Chaque été, je les attendais tellement ces semaines que je passais au creux de toi. Et la douceur du chat et les balades dans les bois et les roulades dans l’herbe tendre. Mais par dessus tout, c’était ces dodues gourmandises que je guettais. Dès que leurs jolies fleurs commençaient à s’arrondir , je m’installais dans le parterre, dans un tête à tête complice. Alors toi, accroupie derrière moi, tes mains enserrant mes menottes, dans un murmure, tu m’apprenais. Jour après jour, tu reprenais la leçon, tu dirigeais mon attention, tu faisais danser mon imagination. Tu me racontais, les graines, la terre, l’eau, leur magie. La pluie et la timidité des jeunes pousses, le soleil et la fierté des tiges aguerries, la brume et la délicatesse des pétales soyeux, les oiseaux et la plénitude des fruits ventrus. Tu m’enseignais la préciosité des joies simples, tu m’apprenais la patience.
Quand, enfin, d’un sourire entendu, tu me tendais le panier, m’en saisissant, je courais de toute la force de mes gambettes vers le coin de paradis convoité.

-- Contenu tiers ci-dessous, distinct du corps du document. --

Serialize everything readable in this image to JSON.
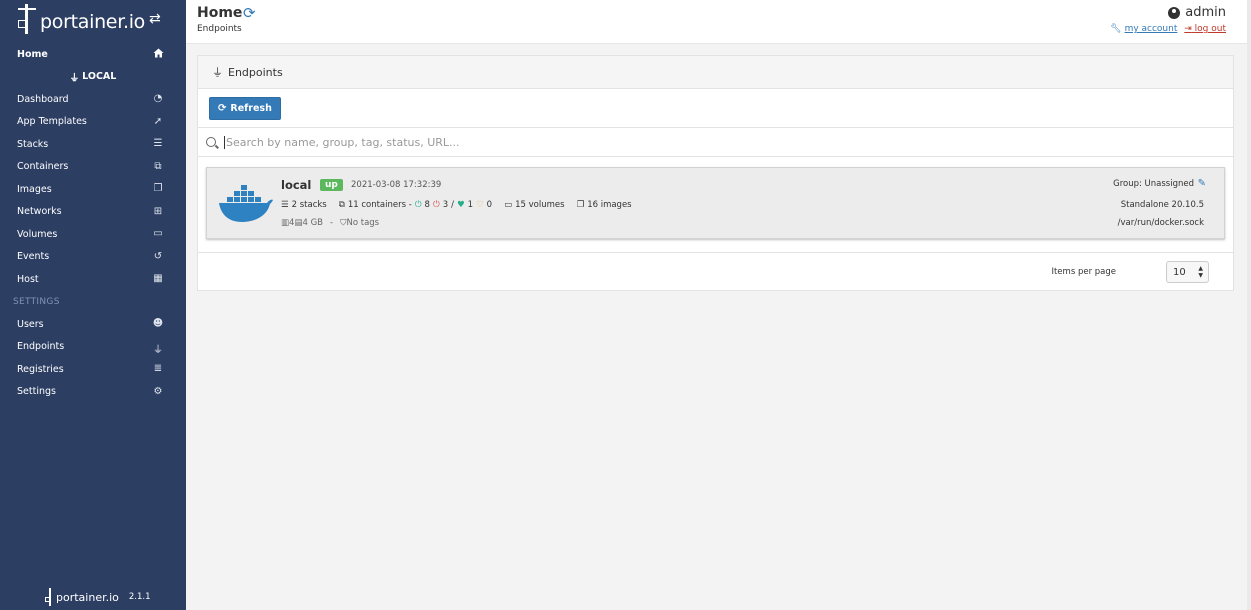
{
  "app": {
    "brand": "portainer.io",
    "version": "2.1.1"
  },
  "sidebar": {
    "home_label": "Home",
    "endpoint_label": "LOCAL",
    "items": [
      {
        "label": "Dashboard",
        "icon": "tachometer-icon"
      },
      {
        "label": "App Templates",
        "icon": "rocket-icon"
      },
      {
        "label": "Stacks",
        "icon": "list-icon"
      },
      {
        "label": "Containers",
        "icon": "cubes-icon"
      },
      {
        "label": "Images",
        "icon": "clone-icon"
      },
      {
        "label": "Networks",
        "icon": "sitemap-icon"
      },
      {
        "label": "Volumes",
        "icon": "hdd-icon"
      },
      {
        "label": "Events",
        "icon": "history-icon"
      },
      {
        "label": "Host",
        "icon": "th-icon"
      }
    ],
    "settings_heading": "SETTINGS",
    "settings_items": [
      {
        "label": "Users",
        "icon": "users-icon"
      },
      {
        "label": "Endpoints",
        "icon": "plug-icon"
      },
      {
        "label": "Registries",
        "icon": "database-icon"
      },
      {
        "label": "Settings",
        "icon": "cogs-icon"
      }
    ]
  },
  "header": {
    "title": "Home",
    "breadcrumb": "Endpoints",
    "username": "admin",
    "my_account": "my account",
    "log_out": "log out"
  },
  "panel": {
    "heading": "Endpoints",
    "refresh_label": "Refresh",
    "search_placeholder": "Search by name, group, tag, status, URL..."
  },
  "endpoint": {
    "name": "local",
    "status": "up",
    "datetime": "2021-03-08 17:32:39",
    "stacks": "2 stacks",
    "containers": "11 containers -",
    "running": "8",
    "stopped": "3",
    "separator": "/",
    "healthy": "1",
    "unhealthy": "0",
    "volumes": "15 volumes",
    "images": "16 images",
    "cpu": "4",
    "memory": "4 GB",
    "dash": "-",
    "tags": "No tags",
    "group": "Group: Unassigned",
    "type": "Standalone 20.10.5",
    "url": "/var/run/docker.sock"
  },
  "pagination": {
    "items_per_page_label": "Items per page",
    "items_per_page_value": "10"
  },
  "colors": {
    "sidebar": "#2d3e63",
    "primary": "#337ab7",
    "success": "#5cb85c",
    "danger": "#d9534f",
    "docker_blue": "#2f82c1"
  }
}
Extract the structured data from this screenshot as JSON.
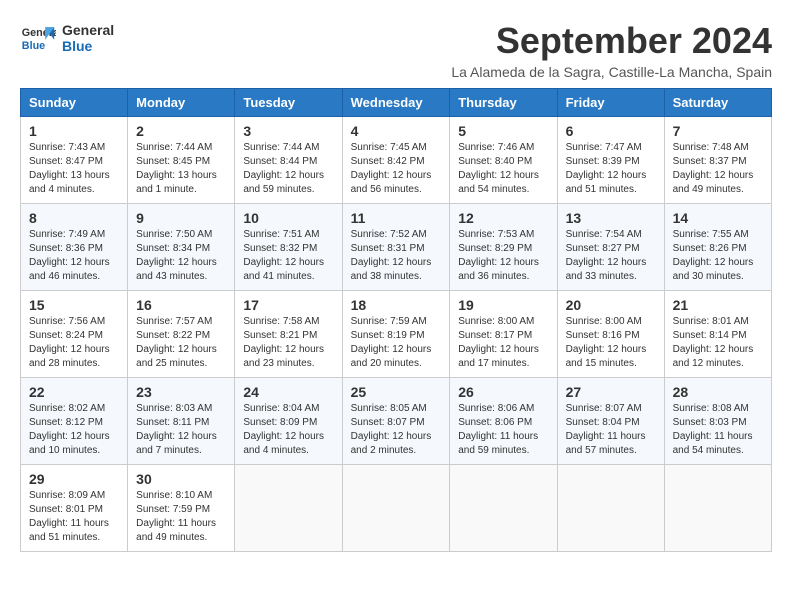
{
  "logo": {
    "text_general": "General",
    "text_blue": "Blue"
  },
  "title": "September 2024",
  "location": "La Alameda de la Sagra, Castille-La Mancha, Spain",
  "weekdays": [
    "Sunday",
    "Monday",
    "Tuesday",
    "Wednesday",
    "Thursday",
    "Friday",
    "Saturday"
  ],
  "weeks": [
    [
      {
        "day": "1",
        "info": "Sunrise: 7:43 AM\nSunset: 8:47 PM\nDaylight: 13 hours\nand 4 minutes."
      },
      {
        "day": "2",
        "info": "Sunrise: 7:44 AM\nSunset: 8:45 PM\nDaylight: 13 hours\nand 1 minute."
      },
      {
        "day": "3",
        "info": "Sunrise: 7:44 AM\nSunset: 8:44 PM\nDaylight: 12 hours\nand 59 minutes."
      },
      {
        "day": "4",
        "info": "Sunrise: 7:45 AM\nSunset: 8:42 PM\nDaylight: 12 hours\nand 56 minutes."
      },
      {
        "day": "5",
        "info": "Sunrise: 7:46 AM\nSunset: 8:40 PM\nDaylight: 12 hours\nand 54 minutes."
      },
      {
        "day": "6",
        "info": "Sunrise: 7:47 AM\nSunset: 8:39 PM\nDaylight: 12 hours\nand 51 minutes."
      },
      {
        "day": "7",
        "info": "Sunrise: 7:48 AM\nSunset: 8:37 PM\nDaylight: 12 hours\nand 49 minutes."
      }
    ],
    [
      {
        "day": "8",
        "info": "Sunrise: 7:49 AM\nSunset: 8:36 PM\nDaylight: 12 hours\nand 46 minutes."
      },
      {
        "day": "9",
        "info": "Sunrise: 7:50 AM\nSunset: 8:34 PM\nDaylight: 12 hours\nand 43 minutes."
      },
      {
        "day": "10",
        "info": "Sunrise: 7:51 AM\nSunset: 8:32 PM\nDaylight: 12 hours\nand 41 minutes."
      },
      {
        "day": "11",
        "info": "Sunrise: 7:52 AM\nSunset: 8:31 PM\nDaylight: 12 hours\nand 38 minutes."
      },
      {
        "day": "12",
        "info": "Sunrise: 7:53 AM\nSunset: 8:29 PM\nDaylight: 12 hours\nand 36 minutes."
      },
      {
        "day": "13",
        "info": "Sunrise: 7:54 AM\nSunset: 8:27 PM\nDaylight: 12 hours\nand 33 minutes."
      },
      {
        "day": "14",
        "info": "Sunrise: 7:55 AM\nSunset: 8:26 PM\nDaylight: 12 hours\nand 30 minutes."
      }
    ],
    [
      {
        "day": "15",
        "info": "Sunrise: 7:56 AM\nSunset: 8:24 PM\nDaylight: 12 hours\nand 28 minutes."
      },
      {
        "day": "16",
        "info": "Sunrise: 7:57 AM\nSunset: 8:22 PM\nDaylight: 12 hours\nand 25 minutes."
      },
      {
        "day": "17",
        "info": "Sunrise: 7:58 AM\nSunset: 8:21 PM\nDaylight: 12 hours\nand 23 minutes."
      },
      {
        "day": "18",
        "info": "Sunrise: 7:59 AM\nSunset: 8:19 PM\nDaylight: 12 hours\nand 20 minutes."
      },
      {
        "day": "19",
        "info": "Sunrise: 8:00 AM\nSunset: 8:17 PM\nDaylight: 12 hours\nand 17 minutes."
      },
      {
        "day": "20",
        "info": "Sunrise: 8:00 AM\nSunset: 8:16 PM\nDaylight: 12 hours\nand 15 minutes."
      },
      {
        "day": "21",
        "info": "Sunrise: 8:01 AM\nSunset: 8:14 PM\nDaylight: 12 hours\nand 12 minutes."
      }
    ],
    [
      {
        "day": "22",
        "info": "Sunrise: 8:02 AM\nSunset: 8:12 PM\nDaylight: 12 hours\nand 10 minutes."
      },
      {
        "day": "23",
        "info": "Sunrise: 8:03 AM\nSunset: 8:11 PM\nDaylight: 12 hours\nand 7 minutes."
      },
      {
        "day": "24",
        "info": "Sunrise: 8:04 AM\nSunset: 8:09 PM\nDaylight: 12 hours\nand 4 minutes."
      },
      {
        "day": "25",
        "info": "Sunrise: 8:05 AM\nSunset: 8:07 PM\nDaylight: 12 hours\nand 2 minutes."
      },
      {
        "day": "26",
        "info": "Sunrise: 8:06 AM\nSunset: 8:06 PM\nDaylight: 11 hours\nand 59 minutes."
      },
      {
        "day": "27",
        "info": "Sunrise: 8:07 AM\nSunset: 8:04 PM\nDaylight: 11 hours\nand 57 minutes."
      },
      {
        "day": "28",
        "info": "Sunrise: 8:08 AM\nSunset: 8:03 PM\nDaylight: 11 hours\nand 54 minutes."
      }
    ],
    [
      {
        "day": "29",
        "info": "Sunrise: 8:09 AM\nSunset: 8:01 PM\nDaylight: 11 hours\nand 51 minutes."
      },
      {
        "day": "30",
        "info": "Sunrise: 8:10 AM\nSunset: 7:59 PM\nDaylight: 11 hours\nand 49 minutes."
      },
      {
        "day": "",
        "info": ""
      },
      {
        "day": "",
        "info": ""
      },
      {
        "day": "",
        "info": ""
      },
      {
        "day": "",
        "info": ""
      },
      {
        "day": "",
        "info": ""
      }
    ]
  ]
}
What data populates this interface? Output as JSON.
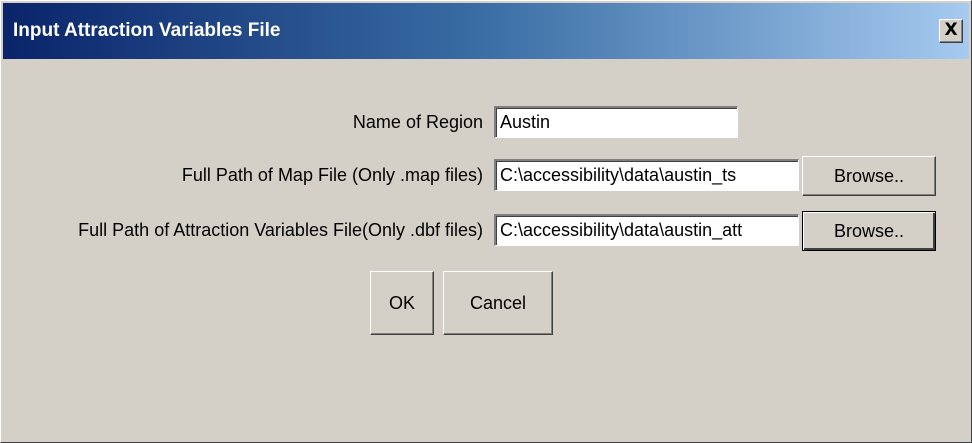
{
  "window": {
    "title": "Input Attraction Variables File",
    "close_glyph": "X"
  },
  "form": {
    "region": {
      "label": "Name of Region",
      "value": "Austin"
    },
    "map_file": {
      "label": "Full Path of Map File (Only .map files)",
      "value": "C:\\accessibility\\data\\austin_ts",
      "browse_label": "Browse.."
    },
    "attraction_file": {
      "label": "Full Path of Attraction Variables File(Only .dbf files)",
      "value": "C:\\accessibility\\data\\austin_att",
      "browse_label": "Browse.."
    }
  },
  "actions": {
    "ok_label": "OK",
    "cancel_label": "Cancel"
  },
  "colors": {
    "dialog_bg": "#d4d0c8",
    "titlebar_start": "#0a246a",
    "titlebar_end": "#a6caf0"
  }
}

Et là, à corps perdu, à bouche défendue, je plongeais en son coeur avec délice. J’en mangeais autant que j’en cueillais, peut-être plus. J’en revenais, le regard un peu bas; un petit bouquet de myosotis ou de pissenlits à la main. Mais, les rouges traîtresses s’étaient vengées, me barbouillant du menton aux oreilles et toi, tu ne ne faisais que sourire. Tu attachais autour de ma taille ton grand tablier et tu m’asseyais sur la table de bois.
Tu avais déjà préparé le Earl Grey léger en faisant bouillir quinze centilitres d’eau, une cuillère à soupe de thé et en l’ayant laissé infuser cinq minutes. Moi, je lavais, séchais et équeutais les fraises. Puis, tu les éminçais dans le sens de la hauteur en carpaccio et les disposais dans le plat. Tu hachais grossièrement quelques pistaches et les grillais au four deux à trois minutes en les remuant. Ensuite, tu concoctais le sirop en faisant frémir l’eau aromatisée au thé avec cent grammes de sucre qui devait refroidir. Avec ton aide, je nappais les fraises de ce sirop que nous réservions au frigo. Mais au moment de servir, c’est moi toute seule qui parsemais le dessert des pistaches concassées, d’une pincée de thé émiettée (facultatif) , le garnissais d’un bouquet de fleurs du jardin et… d’amour (facultatif indispensable).
Ce matin, alors qu’à ton tour, tu te précipitais, ivre d’enfance, vers un coin de jardin parfumé , je t’ ai crié : « Attends! » et tu as glissé ta toute petite main dans la mienne.